Nel caso di specie, la Corte di Giustizia è investita dal rinvio pregiudiziale di un giudice polacco che dubita della vincolatività di una sentenza della Sezione di controllo straordinario e delle questioni pubbliche in quanto, quest’ultima, sarebbe composta da giudici nominati con una procedura affetta da irregolarità tali da rendere il collegio privo dei requisiti di indipendenza, imparzialità e precostituzione per legge.

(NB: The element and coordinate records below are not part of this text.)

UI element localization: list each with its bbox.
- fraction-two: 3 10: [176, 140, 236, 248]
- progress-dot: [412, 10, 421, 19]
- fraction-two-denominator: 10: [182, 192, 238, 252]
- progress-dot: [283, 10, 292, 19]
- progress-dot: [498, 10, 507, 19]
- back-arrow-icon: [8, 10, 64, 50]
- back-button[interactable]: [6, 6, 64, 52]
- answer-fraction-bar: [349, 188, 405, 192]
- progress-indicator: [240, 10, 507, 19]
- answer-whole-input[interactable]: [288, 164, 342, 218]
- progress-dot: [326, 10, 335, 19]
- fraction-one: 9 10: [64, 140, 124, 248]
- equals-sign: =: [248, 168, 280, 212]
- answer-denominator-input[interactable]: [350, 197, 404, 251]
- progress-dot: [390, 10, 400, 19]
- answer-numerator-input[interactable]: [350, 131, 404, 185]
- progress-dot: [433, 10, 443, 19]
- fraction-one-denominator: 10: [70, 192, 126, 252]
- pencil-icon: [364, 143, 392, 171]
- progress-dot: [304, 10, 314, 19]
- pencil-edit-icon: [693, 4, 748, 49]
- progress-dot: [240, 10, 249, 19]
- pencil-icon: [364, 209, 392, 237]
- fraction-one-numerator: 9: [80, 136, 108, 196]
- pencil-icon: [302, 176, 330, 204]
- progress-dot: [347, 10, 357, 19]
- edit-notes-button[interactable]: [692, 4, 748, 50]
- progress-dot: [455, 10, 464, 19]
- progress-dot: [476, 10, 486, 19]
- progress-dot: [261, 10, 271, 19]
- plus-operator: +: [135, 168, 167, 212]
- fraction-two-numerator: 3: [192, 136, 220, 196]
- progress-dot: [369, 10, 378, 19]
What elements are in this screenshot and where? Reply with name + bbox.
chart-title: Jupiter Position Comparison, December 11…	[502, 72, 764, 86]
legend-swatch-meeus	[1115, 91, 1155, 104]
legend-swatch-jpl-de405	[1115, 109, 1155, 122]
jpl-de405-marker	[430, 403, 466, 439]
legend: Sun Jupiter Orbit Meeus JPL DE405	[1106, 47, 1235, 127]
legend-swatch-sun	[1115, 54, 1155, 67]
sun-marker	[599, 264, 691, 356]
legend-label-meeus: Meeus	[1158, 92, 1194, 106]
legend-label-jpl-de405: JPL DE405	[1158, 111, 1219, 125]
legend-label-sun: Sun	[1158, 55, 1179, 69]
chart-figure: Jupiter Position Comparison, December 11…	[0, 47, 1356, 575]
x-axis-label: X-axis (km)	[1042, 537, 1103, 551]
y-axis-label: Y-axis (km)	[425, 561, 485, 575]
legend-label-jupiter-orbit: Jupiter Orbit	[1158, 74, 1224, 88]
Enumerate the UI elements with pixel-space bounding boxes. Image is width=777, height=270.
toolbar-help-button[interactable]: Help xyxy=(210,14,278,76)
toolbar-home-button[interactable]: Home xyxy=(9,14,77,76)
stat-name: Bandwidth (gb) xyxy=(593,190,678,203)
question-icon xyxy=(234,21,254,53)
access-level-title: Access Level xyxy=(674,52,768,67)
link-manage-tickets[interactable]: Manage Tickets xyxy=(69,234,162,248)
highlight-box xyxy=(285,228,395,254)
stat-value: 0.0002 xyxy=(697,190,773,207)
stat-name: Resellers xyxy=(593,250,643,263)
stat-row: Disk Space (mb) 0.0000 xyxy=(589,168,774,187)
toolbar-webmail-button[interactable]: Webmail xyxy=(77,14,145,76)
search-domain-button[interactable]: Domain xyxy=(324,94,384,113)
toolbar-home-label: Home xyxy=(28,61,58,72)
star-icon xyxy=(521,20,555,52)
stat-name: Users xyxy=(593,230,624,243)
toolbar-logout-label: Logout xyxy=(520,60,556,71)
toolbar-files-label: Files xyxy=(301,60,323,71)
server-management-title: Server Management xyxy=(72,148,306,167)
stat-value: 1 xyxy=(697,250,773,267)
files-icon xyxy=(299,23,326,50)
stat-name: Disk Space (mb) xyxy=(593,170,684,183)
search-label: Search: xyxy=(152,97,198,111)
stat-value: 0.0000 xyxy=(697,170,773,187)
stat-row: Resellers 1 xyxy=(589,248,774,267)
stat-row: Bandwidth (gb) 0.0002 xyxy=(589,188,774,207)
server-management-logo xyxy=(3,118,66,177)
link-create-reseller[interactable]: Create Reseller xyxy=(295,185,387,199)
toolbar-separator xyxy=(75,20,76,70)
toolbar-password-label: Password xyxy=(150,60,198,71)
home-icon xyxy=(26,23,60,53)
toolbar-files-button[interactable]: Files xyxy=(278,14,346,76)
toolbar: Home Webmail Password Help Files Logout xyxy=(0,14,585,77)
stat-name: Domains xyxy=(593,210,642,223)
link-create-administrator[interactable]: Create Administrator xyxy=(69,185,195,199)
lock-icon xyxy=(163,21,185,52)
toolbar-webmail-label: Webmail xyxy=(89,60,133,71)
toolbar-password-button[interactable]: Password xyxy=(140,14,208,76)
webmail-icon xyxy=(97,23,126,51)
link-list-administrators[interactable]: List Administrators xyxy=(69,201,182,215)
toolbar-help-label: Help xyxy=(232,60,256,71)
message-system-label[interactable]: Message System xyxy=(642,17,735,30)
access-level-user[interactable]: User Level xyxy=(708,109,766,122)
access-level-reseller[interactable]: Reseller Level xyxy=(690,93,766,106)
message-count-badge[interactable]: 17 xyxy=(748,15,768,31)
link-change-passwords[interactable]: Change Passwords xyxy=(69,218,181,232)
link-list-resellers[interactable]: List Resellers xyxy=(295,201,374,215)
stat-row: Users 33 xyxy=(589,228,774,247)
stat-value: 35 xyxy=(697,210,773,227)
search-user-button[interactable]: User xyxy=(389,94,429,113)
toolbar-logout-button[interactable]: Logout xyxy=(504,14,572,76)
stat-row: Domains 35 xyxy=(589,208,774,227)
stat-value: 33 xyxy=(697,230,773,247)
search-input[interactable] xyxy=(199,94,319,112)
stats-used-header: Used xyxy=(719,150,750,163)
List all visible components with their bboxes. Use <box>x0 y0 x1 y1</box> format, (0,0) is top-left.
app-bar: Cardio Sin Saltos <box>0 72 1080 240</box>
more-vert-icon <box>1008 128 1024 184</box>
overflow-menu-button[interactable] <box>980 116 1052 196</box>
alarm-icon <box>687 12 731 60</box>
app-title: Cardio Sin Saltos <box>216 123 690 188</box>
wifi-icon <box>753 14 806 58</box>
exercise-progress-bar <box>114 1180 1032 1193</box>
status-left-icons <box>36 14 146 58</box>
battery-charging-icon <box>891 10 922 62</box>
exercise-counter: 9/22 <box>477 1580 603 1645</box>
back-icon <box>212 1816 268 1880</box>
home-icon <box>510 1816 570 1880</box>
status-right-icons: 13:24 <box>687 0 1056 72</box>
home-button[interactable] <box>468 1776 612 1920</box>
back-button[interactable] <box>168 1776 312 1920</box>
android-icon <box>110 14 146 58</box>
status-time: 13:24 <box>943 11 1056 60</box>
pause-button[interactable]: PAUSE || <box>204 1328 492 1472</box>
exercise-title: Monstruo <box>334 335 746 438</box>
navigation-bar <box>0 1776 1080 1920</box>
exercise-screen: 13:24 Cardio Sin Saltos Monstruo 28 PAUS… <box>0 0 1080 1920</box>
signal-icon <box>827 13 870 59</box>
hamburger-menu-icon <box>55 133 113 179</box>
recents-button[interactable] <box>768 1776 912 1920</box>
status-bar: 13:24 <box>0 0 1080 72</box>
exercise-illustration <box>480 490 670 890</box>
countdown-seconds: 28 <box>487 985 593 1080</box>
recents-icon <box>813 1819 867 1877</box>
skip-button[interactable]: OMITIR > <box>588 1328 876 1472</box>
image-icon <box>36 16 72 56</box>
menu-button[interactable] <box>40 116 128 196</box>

La Corte giunge a rilevare l’incompatibilità di tale disciplina nazionale con i principi dei trattati dell’Unione europea in quanto, in una sua precedente pronuncia (Grande sezione, 21 dicembre 2023, causa C-718/21 [Krajowa Rada Sądownictwa]), aveva già ritenuto che la Sezione di controllo straordinario e delle questioni pubbliche, a causa delle modalità di nomina dei suoi componenti, fosse priva dei requisiti di indipendenza, imparzialità e precostituzione per legge. Osserva altresì che tali valutazioni si fondavano sulla combinazione di elementi sia sistemici che circostanziali tali da suscitare dubbi legittimi, nei singoli, in merito all’impermeabilità di tali giudici e del collegio giudicante rispetto a influenze dirette o indirette dei poteri legislativo ed esecutivo nazionali, e alla loro neutralità rispetto agli interessi in conflitto. Tali elementi erano quindi idonei a determinare una mancanza di parvenza di indipendenza o imparzialità da parte di tali giudici e di tale organo, tale da minare la fiducia che la giustizia deve ispirare in una società democratica e in uno Stato di diritto.
Pertanto, la Corte di Giustizia conclude affermando che il giudice deve discostarsi dalle valutazioni di un organo giurisdizionale nazionale di grado superiore qualora esso ritenga, in considerazione dell’interpretazione fornita dalla Corte di Giustizia, che tale organo sia privo dei principi di indipendenza, imparzialità e precostituzione per legge dell’Unione, disapplicando all’occorrenza la norma nazionale che gli impone di rispettare le decisioni di tale organo giurisdizionale di grado superiore.